One of the first things we're told as journalists covering the Olympic Games: Don't cheerlead.
It's a classic journalistic convention.
We were all told when we started our careers: No clapping in the press box. No "atta boy" back pats in the locker room after a game. Journalism 101.
And let's face it. Everyone knows I'm an American covering the Games for an American television network.
However, a lot of people have said to me in recent months that they wouldn't mind seeing Vladimir Putin somehow look bad surrounding the Sochi Games. From the Boston Bombing to Syria to Edward Snowden, he is not particularly popular in the U.S. right now, and for good reason.
Of course, no one wants to see anyone get hurt, but the people who don't like Putin, for whatever reason, think it would be amusing if the boastful Russian tough guy took a political hit from the Games.
I am here to tell you: Don't cheer for that -- even if it's just for more bad press on unfinished accommodations or something with the venues.
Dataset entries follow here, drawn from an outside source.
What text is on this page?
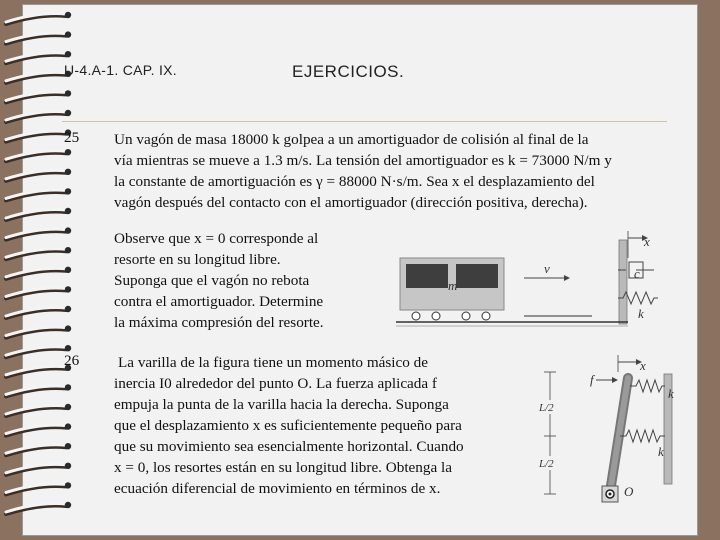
U-4.A-1. CAP. IX.	EJERCICIOS.
25 Un vagón de masa 18000 k golpea a un amortiguador de colisión al final de la

vía mientras se mueve a 1.3 m/s. La tensión del amortiguador es k = 73000 N/m y

la constante de amortiguación es γ = 88000 N·s/m. Sea x el desplazamiento del

vagón después del contacto con el amortiguador (dirección positiva, derecha).

Observe que x = 0 corresponde al

resorte en su longitud libre.

Suponga que el vagón no rebota

contra el amortiguador. Determine

la máxima compresión del resorte.

x
c
k
m
v
26	La varilla de la figura tiene un momento másico de

inercia I0 alrededor del punto O. La fuerza aplicada f

empuja la punta de la varilla hacia la derecha. Suponga

que el desplazamiento x es suficientemente pequeño para

que su movimiento sea esencialmente horizontal. Cuando

x = 0, los resortes están en su longitud libre. Obtenga la

ecuación diferencial de movimiento en términos de x.

x
f
L/2
L/2
k
k
O
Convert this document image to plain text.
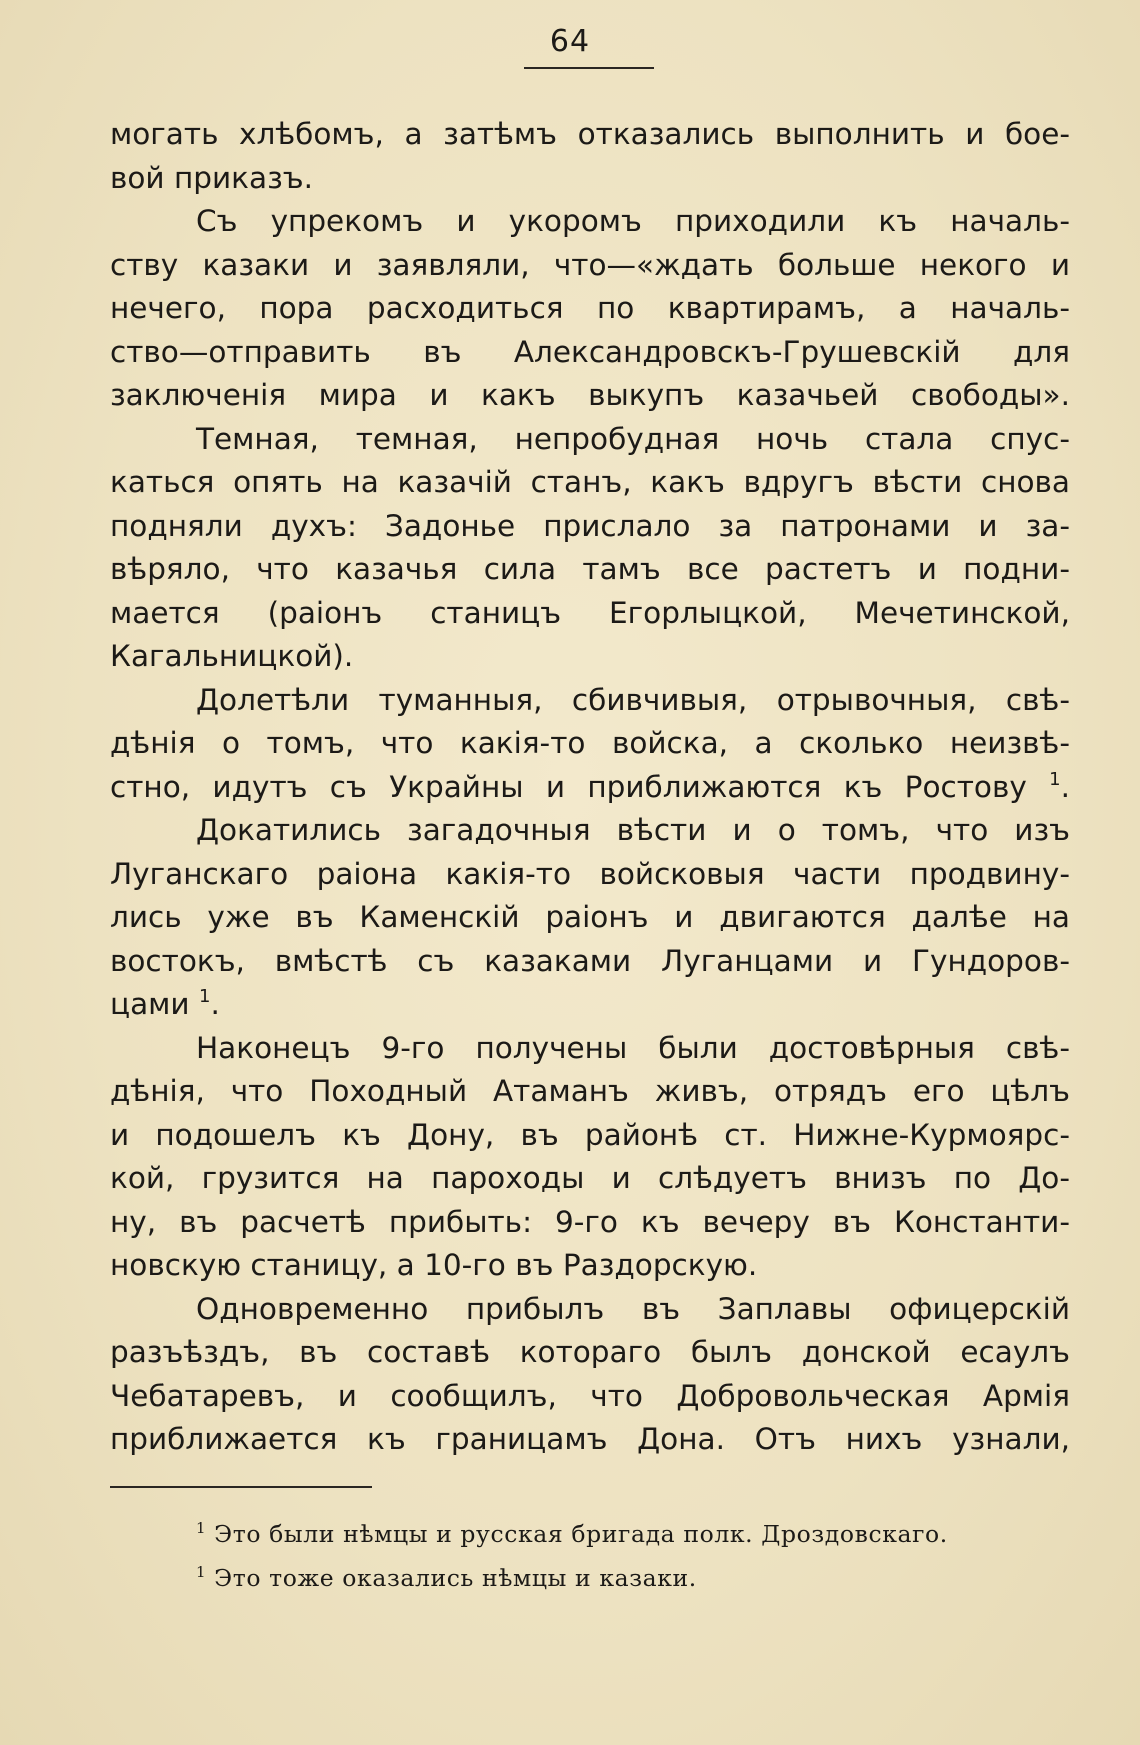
64
могать хлѣбомъ, а затѣмъ отказались выполнить и бое-
вой приказъ.
Съ упрекомъ и укоромъ приходили къ началь-
ству казаки и заявляли, что—«ждать больше некого и
нечего, пора расходиться по квартирамъ, а началь-
ство—отправить въ Александровскъ-Грушевскій для
заключенія мира и какъ выкупъ казачьей свободы».
Темная, темная, непробудная ночь стала спус-
каться опять на казачій станъ, какъ вдругъ вѣсти снова
подняли духъ: Задонье прислало за патронами и за-
вѣряло, что казачья сила тамъ все растетъ и подни-
мается (раіонъ станицъ Егорлыцкой, Мечетинской,
Кагальницкой).
Долетѣли туманныя, сбивчивыя, отрывочныя, свѣ-
дѣнія о томъ, что какія-то войска, а сколько неизвѣ-
стно, идутъ съ Украйны и приближаются къ Ростову $^1$.
Докатились загадочныя вѣсти и о томъ, что изъ
Луганскаго раіона какія-то войсковыя части продвину-
лись уже въ Каменскій раіонъ и двигаются далѣе на
востокъ, вмѣстѣ съ казаками Луганцами и Гундоров-
цами $^1$.
Наконецъ 9-го получены были достовѣрныя свѣ-
дѣнія, что Походный Атаманъ живъ, отрядъ его цѣлъ
и подошелъ къ Дону, въ районѣ ст. Нижне-Курмоярс-
кой, грузится на пароходы и слѣдуетъ внизъ по До-
ну, въ расчетѣ прибыть: 9-го къ вечеру въ Константи-
новскую станицу, а 10-го въ Раздорскую.
Одновременно прибылъ въ Заплавы офицерскій
разъѣздъ, въ составѣ котораго былъ донской есаулъ
Чебатаревъ, и сообщилъ, что Добровольческая Армія
приближается къ границамъ Дона. Отъ нихъ узнали,
$^1$ Это были нѣмцы и русская бригада полк. Дроздовскаго.
$^1$ Это тоже оказались нѣмцы и казаки.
Because if that's what you want, then you are cheerleading against the Olympics. Even though they are now almost fully stocked with professional athletes, and the whole operation is rather commercial, there are a slew of teenage athletes here and even more awe-inspiring stories about people overcoming challenges to get to this grand stage.
These are real people who have dedicated their young lives for this moment in history.
So don't cheer against them. If anything goes wrong in Russia, it will impact everyone here, and a competition with mostly kids -- representing their country -- remains a great fortnight of events, drama and authentic emotion.
Who wants to root against that?
Apropos of nothing, I want to share the highlight of my day. You see, often in my house, we go around the dinner table and share the best moment of our day. We call it, of course, "Highlight of the Day." It's a fun -- if slightly self-indulgent -- way to go back through the last 12 hours and think about what was actually good about it. Often, it's a positive exercise that can be a mood changer. At its worst, my 4-year-old will simply say he didn't have a highlight. He will say he didn't have a bad day; rather, there were simply no highlights.
I have taken two jogs along the Black Sea since arriving in Russia. I don't know what you call the pathway upon which I ran. There are no boards, so it's not a boardwalk. Promenade, maybe? Either way, there are two large paths the whole length of the beach: one is made out of stone blocks smoothly laid out, and the other consists of the crushed rubber you often see at the local school outdoor track. It's quite nice, actually.
If I go left out of my hotel, I go toward the country of Georgia, which is just a few kilometers away. If I go right, I am about a mile from Fisht Stadium, where the Opening and Closing Ceremonies take place.
Both runs have been pretty much the same. Older men passively fishing on the beach. Young people drinking and listening to music. Groups walking and talking. Solitary men moving about the walkway, presumably undercover police -- too young and plainly dressed to be out for a soulful afternoon walk.
Anyway, I ran by a young girl (perhaps about 10) and her grandmother, walking arm in arm. The older woman was short and plump. Put a head wrap on her and go back to the 1980s and she could have been a stereotyped Russian in a bread line.
They both looked at me as I sauntered by, and they smiled giddily. Is it that obvious that I am not Russian?
I said, rather loudly, "Hello, how are you?!"
They both giggled, and the grandmother said backwardly, "Thank you, fine!"
I don't know why I liked that moment so much, and I am not sure there is a cheerleading connection -- but there is a connection. The Olympics is about the people, and the people want to see the Games... so let them begin!
And you can cheerlead even if I can't -- just cheer for the right thing.